John Kaschak, 74, who spent over 50 years on Cape Cod, died on July 14, 2020, in Harwich. The cause was lung cancer, said his brother, Frank.
The son of Edith (Pape) and Frank Kaschak, John grew up in Bristol, Conn. After two years in accounting school, he made his first trip to Provincetown in 1969 and moved there immediately.
In 1983, John told the Provincetown Advocate, “I had never seen anything like Provincetown before, where you know everybody and you can walk to the water… It brings out the best in people. You find yourself doing things for yourself you never thought you were capable of.”
John worked as a dishwasher at Poyant’s restaurant, as an assistant carpenter for his landlord, and as the manager of Pier Cargo before opening his own store, Thunder Road, with his then wife, Carol, in 1976.
Thunder Road sold handcrafted jewelry until it closed in the late 1980s. The name was derived from the noisy alleyway next to Perry’s Bowlaway, which John passed through daily to go home. Located in the East End on Commercial Street, it sparkled with fine jewelry and Lalique and Swarovski crystal.
When he was vice president of the Provincetown Chamber of Commerce, which was trying to devise ways to build tourism in the off-season, John suggested stringing holiday lights on the Pilgrim Monument. He made a presentation and brought it to the chamber, which approved the idea.
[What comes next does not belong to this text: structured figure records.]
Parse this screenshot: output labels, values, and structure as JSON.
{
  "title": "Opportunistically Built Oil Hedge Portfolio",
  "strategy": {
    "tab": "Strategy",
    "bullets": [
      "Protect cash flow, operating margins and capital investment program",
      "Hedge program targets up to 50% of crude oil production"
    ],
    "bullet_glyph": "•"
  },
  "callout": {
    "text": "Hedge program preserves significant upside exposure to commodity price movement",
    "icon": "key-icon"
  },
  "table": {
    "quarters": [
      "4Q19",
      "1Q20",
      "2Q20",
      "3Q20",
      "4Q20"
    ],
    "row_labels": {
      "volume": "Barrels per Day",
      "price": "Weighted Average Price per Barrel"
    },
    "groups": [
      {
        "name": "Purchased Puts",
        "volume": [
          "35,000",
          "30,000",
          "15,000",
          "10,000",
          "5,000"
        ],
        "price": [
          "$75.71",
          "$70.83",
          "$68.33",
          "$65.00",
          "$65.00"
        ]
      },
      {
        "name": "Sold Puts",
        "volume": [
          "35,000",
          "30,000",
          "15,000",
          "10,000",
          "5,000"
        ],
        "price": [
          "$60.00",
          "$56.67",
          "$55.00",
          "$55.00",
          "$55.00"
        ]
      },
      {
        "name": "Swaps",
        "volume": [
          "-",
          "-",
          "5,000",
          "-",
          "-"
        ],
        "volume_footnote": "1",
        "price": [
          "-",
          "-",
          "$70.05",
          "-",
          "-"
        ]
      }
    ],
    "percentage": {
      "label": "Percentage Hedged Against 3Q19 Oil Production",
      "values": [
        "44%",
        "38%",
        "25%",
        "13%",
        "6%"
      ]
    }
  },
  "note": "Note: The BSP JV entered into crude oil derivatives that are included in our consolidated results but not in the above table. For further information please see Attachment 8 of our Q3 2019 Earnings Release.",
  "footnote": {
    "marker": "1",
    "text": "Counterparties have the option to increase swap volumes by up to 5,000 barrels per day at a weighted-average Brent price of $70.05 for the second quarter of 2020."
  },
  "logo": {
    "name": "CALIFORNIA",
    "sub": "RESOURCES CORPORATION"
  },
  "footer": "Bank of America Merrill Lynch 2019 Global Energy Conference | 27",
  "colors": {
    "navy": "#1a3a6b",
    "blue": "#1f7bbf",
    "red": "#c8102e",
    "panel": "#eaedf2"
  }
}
The execution, however, proved a challenge. Despite the cold, wet, and windy weather that first year, John and his Winslow Street neighbors Manny Martin and Artie Martinez prevailed. New electric circuits and a transformer were installed. The welder Clarence Kacergis made the ground stakes. Volunteers stretched cable, duct-taped wires, and checked bulbs. Custom cable was created and donated by several Cape businesses. Townspeople filled in the gaps and brought sandwiches for the crew.
On Nov. 26, 1986, the Pilgrim Monument lit up with 3,990 bulbs on 19 strands. John and his hardworking crew were thrilled and the lights were visible for miles. A tradition was born.
In his later years John worked at the hotel Sateriale’s Holiday, which is now the Harbor Hotel, as chief of maintenance. He could do anything from fixing a leaking sink to coordinating large projects. He lived near the hotel until the time of his death. He enjoyed his job, and his colleagues there were like family.
John adored Bob Dylan, Billie Holiday, the New York Jets, the Red Sox, and UConn’s women’s basketball.
Many will remember him walking down Commercial Street with a cup of coffee in hand. He was a jokester and always had a funny anecdote.
He will be missed by his brother, Frank, his aunt Dorothy Johns of Bristol, Conn., who is 102 years old, and cousins in Bristol, as well as many friends.
Prayers were said for him during a Mass on Aug. 2 at St. Peter the Apostle Church in Provincetown. Burial was private.
Memorial donations may be sent to Outer Cape Health Services, P.O. Box 598, Harwich Port 02646; or to the Visiting Nurses Association/Cape Cod Healthcare Foundation, P.O. 370, Hyannis 02601.